Le texte de cette page a été corrigé et est conforme au fac-similé.

Durant cette année 1809, Fontanes, comme Grand-Maître, avait eu à lutter contre toutes sortes de difficultés et de dégoûts : de perpétuels conflits, soit avec le ministre de l’intérieur, duquel il se voulait indépendant, soit avec Fourcroy, resté directeur de l’instruction publique, et qui ne pouvait se faire à l’idée d’abdiquer, allaient rendre intolérable une situation dans laquelle la bienveillance impériale ne l’entourait plus. Il offrait vivement sa démission : « D’un côté, écrivait-il, je vois un ministre qui surveille l’instruction publique, de l’autre un conseiller d’État qui la dirige ; je cherche la place du Grand-Maître, et je ne la trouve pas. » Il récidiva cette offre pressante de démission jusqu’à trois fois.
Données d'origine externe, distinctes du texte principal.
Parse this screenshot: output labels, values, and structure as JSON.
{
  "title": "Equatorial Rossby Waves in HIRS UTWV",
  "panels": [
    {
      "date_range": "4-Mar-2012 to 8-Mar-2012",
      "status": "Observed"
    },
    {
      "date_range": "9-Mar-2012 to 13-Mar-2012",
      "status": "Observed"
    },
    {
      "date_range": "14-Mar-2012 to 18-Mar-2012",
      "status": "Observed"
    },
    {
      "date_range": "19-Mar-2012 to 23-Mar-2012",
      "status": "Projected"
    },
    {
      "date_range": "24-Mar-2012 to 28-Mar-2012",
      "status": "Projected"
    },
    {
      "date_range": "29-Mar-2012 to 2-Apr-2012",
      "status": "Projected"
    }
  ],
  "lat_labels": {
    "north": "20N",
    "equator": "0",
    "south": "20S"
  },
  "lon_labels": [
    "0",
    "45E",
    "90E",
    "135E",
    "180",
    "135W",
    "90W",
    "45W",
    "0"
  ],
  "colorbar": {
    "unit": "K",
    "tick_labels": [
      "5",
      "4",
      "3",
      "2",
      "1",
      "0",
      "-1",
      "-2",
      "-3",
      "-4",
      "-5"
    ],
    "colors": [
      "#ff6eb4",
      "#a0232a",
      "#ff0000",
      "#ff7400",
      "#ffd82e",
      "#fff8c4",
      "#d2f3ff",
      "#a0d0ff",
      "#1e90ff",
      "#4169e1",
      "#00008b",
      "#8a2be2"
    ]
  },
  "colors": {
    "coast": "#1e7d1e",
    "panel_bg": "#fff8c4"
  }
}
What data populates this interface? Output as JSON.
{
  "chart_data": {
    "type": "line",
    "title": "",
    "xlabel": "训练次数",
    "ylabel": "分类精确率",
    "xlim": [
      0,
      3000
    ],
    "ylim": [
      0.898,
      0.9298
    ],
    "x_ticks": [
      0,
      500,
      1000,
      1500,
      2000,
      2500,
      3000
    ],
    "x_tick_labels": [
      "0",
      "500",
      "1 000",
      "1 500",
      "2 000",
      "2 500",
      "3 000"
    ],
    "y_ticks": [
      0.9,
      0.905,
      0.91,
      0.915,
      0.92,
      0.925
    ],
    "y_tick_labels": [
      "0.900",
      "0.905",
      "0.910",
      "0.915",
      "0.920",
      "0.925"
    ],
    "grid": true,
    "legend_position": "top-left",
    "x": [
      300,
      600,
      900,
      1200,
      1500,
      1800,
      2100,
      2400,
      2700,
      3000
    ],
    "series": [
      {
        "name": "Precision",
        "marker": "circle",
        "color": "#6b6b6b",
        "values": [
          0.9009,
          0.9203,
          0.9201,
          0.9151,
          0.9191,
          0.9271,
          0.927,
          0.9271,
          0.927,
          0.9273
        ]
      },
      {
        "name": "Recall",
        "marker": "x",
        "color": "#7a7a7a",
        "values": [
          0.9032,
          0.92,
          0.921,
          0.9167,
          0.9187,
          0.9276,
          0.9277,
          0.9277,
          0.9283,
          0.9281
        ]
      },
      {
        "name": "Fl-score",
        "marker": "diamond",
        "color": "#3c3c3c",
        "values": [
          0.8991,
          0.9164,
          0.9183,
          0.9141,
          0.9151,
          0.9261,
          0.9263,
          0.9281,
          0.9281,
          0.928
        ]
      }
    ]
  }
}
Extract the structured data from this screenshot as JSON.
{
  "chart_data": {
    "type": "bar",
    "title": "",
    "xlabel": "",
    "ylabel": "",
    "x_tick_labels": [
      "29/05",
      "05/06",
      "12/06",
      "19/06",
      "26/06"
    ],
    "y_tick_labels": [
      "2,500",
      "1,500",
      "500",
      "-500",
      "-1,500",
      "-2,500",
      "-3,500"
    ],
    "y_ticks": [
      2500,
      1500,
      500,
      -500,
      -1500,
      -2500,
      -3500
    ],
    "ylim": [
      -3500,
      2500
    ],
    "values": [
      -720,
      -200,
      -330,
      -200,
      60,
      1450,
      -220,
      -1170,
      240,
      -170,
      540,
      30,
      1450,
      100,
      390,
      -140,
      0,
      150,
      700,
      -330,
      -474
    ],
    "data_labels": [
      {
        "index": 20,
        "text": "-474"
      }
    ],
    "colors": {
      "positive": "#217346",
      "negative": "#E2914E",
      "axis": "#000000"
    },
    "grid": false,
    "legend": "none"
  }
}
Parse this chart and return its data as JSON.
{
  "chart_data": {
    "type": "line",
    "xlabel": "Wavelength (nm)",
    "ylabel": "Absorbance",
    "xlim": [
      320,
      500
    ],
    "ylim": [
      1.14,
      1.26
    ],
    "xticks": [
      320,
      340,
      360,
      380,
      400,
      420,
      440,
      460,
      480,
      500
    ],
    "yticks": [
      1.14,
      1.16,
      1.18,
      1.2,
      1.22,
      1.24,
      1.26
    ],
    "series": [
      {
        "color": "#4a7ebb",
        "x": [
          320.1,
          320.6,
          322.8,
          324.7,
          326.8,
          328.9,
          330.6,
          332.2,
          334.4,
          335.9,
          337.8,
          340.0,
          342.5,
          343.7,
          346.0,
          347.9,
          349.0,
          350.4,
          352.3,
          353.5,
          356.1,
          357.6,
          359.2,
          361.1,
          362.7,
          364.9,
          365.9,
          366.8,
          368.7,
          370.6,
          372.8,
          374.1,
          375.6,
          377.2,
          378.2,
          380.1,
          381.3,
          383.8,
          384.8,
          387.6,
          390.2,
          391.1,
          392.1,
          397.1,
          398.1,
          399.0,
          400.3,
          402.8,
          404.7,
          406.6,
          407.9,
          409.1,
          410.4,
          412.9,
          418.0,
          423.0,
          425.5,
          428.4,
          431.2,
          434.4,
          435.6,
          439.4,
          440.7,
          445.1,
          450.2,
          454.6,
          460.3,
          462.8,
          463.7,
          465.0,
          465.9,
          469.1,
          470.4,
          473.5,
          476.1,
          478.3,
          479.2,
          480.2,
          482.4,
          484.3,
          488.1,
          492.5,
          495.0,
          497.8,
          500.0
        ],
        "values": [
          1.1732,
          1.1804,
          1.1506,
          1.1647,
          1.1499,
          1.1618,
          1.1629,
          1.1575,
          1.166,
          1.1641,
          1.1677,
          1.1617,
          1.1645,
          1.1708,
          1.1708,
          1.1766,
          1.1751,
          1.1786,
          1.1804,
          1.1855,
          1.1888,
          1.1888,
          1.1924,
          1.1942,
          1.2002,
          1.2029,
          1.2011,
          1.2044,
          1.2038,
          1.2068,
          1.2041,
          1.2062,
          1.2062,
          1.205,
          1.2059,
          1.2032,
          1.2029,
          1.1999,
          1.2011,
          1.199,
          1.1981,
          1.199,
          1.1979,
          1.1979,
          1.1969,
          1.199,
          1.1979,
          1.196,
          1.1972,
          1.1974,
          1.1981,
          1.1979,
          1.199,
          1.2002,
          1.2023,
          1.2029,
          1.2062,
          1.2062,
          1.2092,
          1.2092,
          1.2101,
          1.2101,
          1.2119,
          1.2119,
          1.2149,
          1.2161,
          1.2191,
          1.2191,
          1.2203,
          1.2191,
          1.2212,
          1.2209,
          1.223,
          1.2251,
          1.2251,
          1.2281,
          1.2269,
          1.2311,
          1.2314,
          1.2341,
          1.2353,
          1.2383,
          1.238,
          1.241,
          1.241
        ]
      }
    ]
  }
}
La troisième (c’était sans doute après le voyage de Fontainebleau), l’Empereur lui dit : « Je n’en veux pas, de votre démission ; s’il y a quelque chose à faire, exposez-le-moi dans un mémoire ; j’en prendrai connaissance moi-même ; j’y répondrai. » La rentrée ouverte de Fontanes dans les bonnes grâces du chef aplanit dès lors beaucoup de choses.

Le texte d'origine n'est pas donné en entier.